The agency pointed to the projected increase in costs for new cars from the standards in place.
Its analysis last year showed that while regulatory costs would add a few hundred dollars to car prices, that increase eventually would be offset by fuel savings.
The removal of penalties is part of a larger trend to undo regulations around the fossil fuel industry.
Recently, the Environmental Protection Agency proposed to roll back greenhouse gas emissions standards for cars. These two standards work together: The less fuel a car needs, the lower its emissions.
Greene, a former adviser for the National Highway Transportation Safety Administration, acknowledges that the emissions standards were ambitious but said removing them could hamper efforts to fight climate change.
“That’s a huge blow to the U.S. efforts to reduce greenhouse gas emissions and to mitigate the damaging effects of climate change, which we see just about every day now,” Greene said.
Transportation, which also includes ships, trains and planes, is the largest sector emitting climate-warming gases, according to the EPA.
When EPA administrator Lee Zeldin announced the car greenhouse gas emissions repeal, he touted the more affordable prices and regulatory relief.
The agency’s own draft assessment, however, showed that the move could cost the economy hundreds of billions of dollars, USA TODAY reported.
The Biden EPA rule would have increased costs of new cars − $900 for a sedan to $2,600 for an SUV, according to the projections announced at the time. But in the long run, cheaper maintenance and fuel savings would have offset those initial costs, with estimates showing sedan and SUV drivers would save $4,400 over the lifetime of the vehicle.
Incentives to switch to electric cars, which would have added to the savings, also are vanishing. For example, people who buy new electric cars no longer get $7,500 in federal tax credits.

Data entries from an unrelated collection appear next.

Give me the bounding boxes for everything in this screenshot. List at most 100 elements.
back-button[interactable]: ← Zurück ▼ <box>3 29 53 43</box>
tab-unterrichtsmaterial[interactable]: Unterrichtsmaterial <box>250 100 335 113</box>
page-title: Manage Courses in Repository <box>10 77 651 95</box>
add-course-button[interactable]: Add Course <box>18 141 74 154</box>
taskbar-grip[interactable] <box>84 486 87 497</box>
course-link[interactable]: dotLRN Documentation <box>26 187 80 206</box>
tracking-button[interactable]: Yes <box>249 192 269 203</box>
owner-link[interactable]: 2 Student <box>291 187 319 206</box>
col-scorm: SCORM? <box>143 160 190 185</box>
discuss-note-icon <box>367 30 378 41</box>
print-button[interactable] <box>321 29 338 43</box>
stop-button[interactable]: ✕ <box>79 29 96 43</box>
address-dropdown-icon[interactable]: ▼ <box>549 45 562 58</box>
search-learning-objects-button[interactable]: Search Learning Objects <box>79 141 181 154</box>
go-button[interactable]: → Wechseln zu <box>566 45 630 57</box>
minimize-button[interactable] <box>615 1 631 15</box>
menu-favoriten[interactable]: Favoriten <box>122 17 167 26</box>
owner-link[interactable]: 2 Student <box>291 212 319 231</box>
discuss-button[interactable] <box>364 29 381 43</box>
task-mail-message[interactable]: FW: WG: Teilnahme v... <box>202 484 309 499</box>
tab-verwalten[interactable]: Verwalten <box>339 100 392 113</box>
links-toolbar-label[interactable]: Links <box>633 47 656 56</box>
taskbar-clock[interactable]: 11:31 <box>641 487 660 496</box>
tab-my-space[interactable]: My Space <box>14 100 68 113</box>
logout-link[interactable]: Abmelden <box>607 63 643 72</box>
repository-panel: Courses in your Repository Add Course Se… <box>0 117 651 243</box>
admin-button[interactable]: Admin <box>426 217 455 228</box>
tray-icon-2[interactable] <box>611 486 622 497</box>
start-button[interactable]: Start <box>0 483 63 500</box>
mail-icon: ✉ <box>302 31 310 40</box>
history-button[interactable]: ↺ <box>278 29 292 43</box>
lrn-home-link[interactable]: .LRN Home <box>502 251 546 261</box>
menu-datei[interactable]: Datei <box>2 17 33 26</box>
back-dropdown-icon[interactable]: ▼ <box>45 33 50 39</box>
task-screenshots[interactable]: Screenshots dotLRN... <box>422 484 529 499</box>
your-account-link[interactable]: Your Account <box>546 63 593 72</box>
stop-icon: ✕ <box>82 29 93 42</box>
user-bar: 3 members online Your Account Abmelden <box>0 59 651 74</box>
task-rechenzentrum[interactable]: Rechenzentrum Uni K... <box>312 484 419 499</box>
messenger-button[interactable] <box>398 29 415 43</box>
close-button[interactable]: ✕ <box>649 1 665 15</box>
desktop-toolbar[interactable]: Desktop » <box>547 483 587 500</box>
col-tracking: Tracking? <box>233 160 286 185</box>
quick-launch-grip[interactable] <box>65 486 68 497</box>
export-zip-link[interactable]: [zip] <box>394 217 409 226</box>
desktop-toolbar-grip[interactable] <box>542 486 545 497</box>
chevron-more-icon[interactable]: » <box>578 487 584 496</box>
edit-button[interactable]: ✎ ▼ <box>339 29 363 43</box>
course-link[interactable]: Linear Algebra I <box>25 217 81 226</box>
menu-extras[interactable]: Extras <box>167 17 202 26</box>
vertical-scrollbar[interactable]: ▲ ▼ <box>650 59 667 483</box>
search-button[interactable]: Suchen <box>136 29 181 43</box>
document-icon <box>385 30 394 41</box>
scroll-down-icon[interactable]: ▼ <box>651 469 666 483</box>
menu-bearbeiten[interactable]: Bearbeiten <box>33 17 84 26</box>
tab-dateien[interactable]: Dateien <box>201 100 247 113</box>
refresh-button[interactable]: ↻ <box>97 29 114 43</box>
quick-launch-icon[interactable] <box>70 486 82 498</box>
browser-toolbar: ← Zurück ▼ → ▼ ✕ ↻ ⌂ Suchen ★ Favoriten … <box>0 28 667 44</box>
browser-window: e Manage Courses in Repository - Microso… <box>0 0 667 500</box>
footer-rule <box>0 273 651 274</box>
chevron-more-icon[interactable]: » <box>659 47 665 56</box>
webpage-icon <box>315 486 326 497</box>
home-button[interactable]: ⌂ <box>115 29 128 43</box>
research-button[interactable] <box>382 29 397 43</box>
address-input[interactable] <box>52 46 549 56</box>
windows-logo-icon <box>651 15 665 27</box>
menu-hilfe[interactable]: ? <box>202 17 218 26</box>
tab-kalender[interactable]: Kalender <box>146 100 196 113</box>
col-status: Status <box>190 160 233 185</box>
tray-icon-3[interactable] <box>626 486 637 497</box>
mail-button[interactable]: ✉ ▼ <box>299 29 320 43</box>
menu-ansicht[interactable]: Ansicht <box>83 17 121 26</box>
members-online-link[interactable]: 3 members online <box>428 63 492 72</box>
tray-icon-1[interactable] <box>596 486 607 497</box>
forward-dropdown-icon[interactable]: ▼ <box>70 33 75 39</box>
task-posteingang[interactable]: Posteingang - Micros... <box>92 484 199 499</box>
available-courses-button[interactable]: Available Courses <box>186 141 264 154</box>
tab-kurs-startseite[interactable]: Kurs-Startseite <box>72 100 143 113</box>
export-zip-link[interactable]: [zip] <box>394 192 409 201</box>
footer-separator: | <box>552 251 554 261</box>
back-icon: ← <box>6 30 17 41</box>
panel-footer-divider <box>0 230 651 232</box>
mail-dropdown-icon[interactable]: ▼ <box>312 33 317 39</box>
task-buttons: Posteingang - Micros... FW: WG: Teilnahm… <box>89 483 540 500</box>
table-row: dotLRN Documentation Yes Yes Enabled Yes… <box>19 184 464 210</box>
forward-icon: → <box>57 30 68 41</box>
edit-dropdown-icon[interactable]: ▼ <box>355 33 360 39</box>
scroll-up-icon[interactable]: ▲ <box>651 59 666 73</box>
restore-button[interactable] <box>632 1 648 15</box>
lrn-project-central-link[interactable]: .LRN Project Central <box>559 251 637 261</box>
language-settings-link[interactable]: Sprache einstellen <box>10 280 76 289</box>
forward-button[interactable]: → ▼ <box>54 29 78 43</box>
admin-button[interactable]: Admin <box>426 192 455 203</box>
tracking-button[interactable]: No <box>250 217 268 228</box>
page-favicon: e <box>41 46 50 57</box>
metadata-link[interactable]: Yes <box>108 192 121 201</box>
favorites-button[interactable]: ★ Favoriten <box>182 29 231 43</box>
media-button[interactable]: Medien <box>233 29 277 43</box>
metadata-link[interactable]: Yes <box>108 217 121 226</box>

The Trump administration also pulled the plug on a Biden administration initiative to grow the network of electric vehicle chargers.
Whether carmakers will continue to comply with fuel economy standards is yet to be determined, but Becker points to history.
After fuel standards were initially set, they stayed about the same for about two decades, and emissions didn’t improve further until they were raised during the Obama administration.
“The auto companies, without the rules, failed to improve the efficiency of their vehicles,” Becker said.
Our methodology
USA TODAY based its analysis on the 100 most popular cars in the country. We looked up each model on a federal database to find its miles-per-gallon rating for 2025 models, or the latest available for some recently discontinued models. Each model has various trims (like 2WD or 4WD) with different fuel economy. We used the most efficient trim, excluding EVs and plug-in electric hybrids, to lean on a conservative estimate.
We compared costs under that current fuel economy against the required economy for 2031, using current fuel prices from the Energy and Information Administration.
Some caveats: The fuel economy ratings for today’s cars are taken under ideal lab conditions. Real-world fuel efficiency tends to be lower than lab ratings. The government-required levels also don’t mean that every car meets or will meet them. These apply as a fleet average, weighted by sales, to car manufacturers.
Potential fuel savings from an alternative method that David Greene showed USA TODAY projected smaller savings, but still in the hundreds of dollars. This method calculated a fractional reduction in fuel consumption based on current and future fuel economy requirements.